Green Knight

A painting from the original manuscript of Sir Gawain and the Green Knight. The Green Knight is seated on the horse, holding up his severed head in his right hand.

The Green Knight (Welsh: Marchog Gwyrdd, Cornish: Marghek Gwyrdh, Breton: Marc'heg Gwer) is a heroic character of the Matter of Britain, originating in the 14th-century poem Sir Gawain and the Green Knight and the related medieval work The Greene Knight. His true name is revealed to be Bertilak de Hautdesert (spelled in some translations as "Bercilak" or "Bernlak") in Sir Gawain, while The Greene Knight names him "Bredbeddle".[1] The Green Knight later features as one of Arthur's greatest champions in the fragmentary ballad "King Arthur and King Cornwall", again with the name "Bredbeddle".[2]

In Sir Gawain and the Green Knight, Bertilak is transformed into the Green Knight by Morgan le Fay, a traditional adversary of King Arthur, to test his court. However, in The Greene Knight, he is transformed by a different woman for the same purpose. In both stories, he sends his wife to seduce Gawain as a further test. "King Arthur and King Cornwall" portrays him as an exorcist and one of the most powerful knights of Arthur's court. His wider role in Arthurian literature includes being a judge and tester of knights, and as such, the other characters consider him as friendly but terrifying and somewhat mysterious.[3]

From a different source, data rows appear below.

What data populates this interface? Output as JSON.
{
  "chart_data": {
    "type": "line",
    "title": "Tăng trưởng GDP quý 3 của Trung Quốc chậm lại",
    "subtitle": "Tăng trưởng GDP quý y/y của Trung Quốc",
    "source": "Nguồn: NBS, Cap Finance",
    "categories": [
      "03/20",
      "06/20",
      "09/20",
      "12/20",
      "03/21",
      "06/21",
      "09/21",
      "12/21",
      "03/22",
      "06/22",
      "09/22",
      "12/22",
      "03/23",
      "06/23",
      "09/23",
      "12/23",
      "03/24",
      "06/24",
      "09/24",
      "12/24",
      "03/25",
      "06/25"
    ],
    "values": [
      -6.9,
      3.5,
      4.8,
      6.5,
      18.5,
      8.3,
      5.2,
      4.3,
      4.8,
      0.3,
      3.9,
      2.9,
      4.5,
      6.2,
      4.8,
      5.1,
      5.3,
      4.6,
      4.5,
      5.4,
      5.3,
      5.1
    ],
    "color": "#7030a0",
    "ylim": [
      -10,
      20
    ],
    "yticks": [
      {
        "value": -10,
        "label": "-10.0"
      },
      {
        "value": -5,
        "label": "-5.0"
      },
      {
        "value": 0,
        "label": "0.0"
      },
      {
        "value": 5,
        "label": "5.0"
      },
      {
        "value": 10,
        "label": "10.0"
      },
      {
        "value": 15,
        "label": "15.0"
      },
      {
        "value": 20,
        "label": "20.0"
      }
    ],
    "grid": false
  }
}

In Sir Gawain, the Green Knight is so called because his skin and clothes are green. The meaning of his greenness has puzzled scholars.[4] Some identify him as the Green Man, a vegetation being of medieval art;[3] others as a recollection of a figure from Celtic mythology;[5] a Christian "pagan" symbol – the personified Devil.[3] The medievalist C. S. Lewis said the character was "as vivid and concrete as any image in literature."[3] Scholar J. A. Burrow called him the "most difficult character" to interpret.[3]

  1. ^ Hahn, Thomas. "The Greene Knight". In Sir Gawain: Eleven Romances and Tales, p. 314. Western Michigan University Medieval Institute Publications. (2000) ISBN 1-879288-59-1.
  2. ^ Hahn, Thomas. "King Arthur and King Cornwall". In Sir Gawain: Eleven Romances and Tales, p. 427. Western Michigan University Medieval Institute Publications. (2000) ISBN 1-879288-59-1.
  3. ^ a b c d e Besserman, Lawrence. "The Idea of the Green Knight." ELH, Vol. 53, No. 2. (Summer, 1986), pp. 219–239. The Johns Hopkins University Press.
  4. ^ Mann, Jill (2009). "Courtly Aesthetics and Courtly Ethics in Sir Gawain and the Green Knight". Studies in the Age of Chaucer. 31 (1): 231–265. doi:10.1353/sac.2009.a380147. ISSN 1949-0755. S2CID 191181088. The combination of his greenness with the most sophisticated luxury of courtly dress turns him into an enigmatic spectacle, one whose appearance is scrutinized in exhaustive detail over three long stanzas, as the courtiers (and the reader) try to decipher its meaning. He is at once totally open to inspection and totally opaque.
  5. ^ Gentile, John S. (2014). "Shape-Shifter in the Green: Performing Sir Gawain and the Green Knight". Storytelling, Self, Society. 10 (2): 220–243. doi:10.13110/storselfsoci.10.2.0220. ISSN 1932-0280.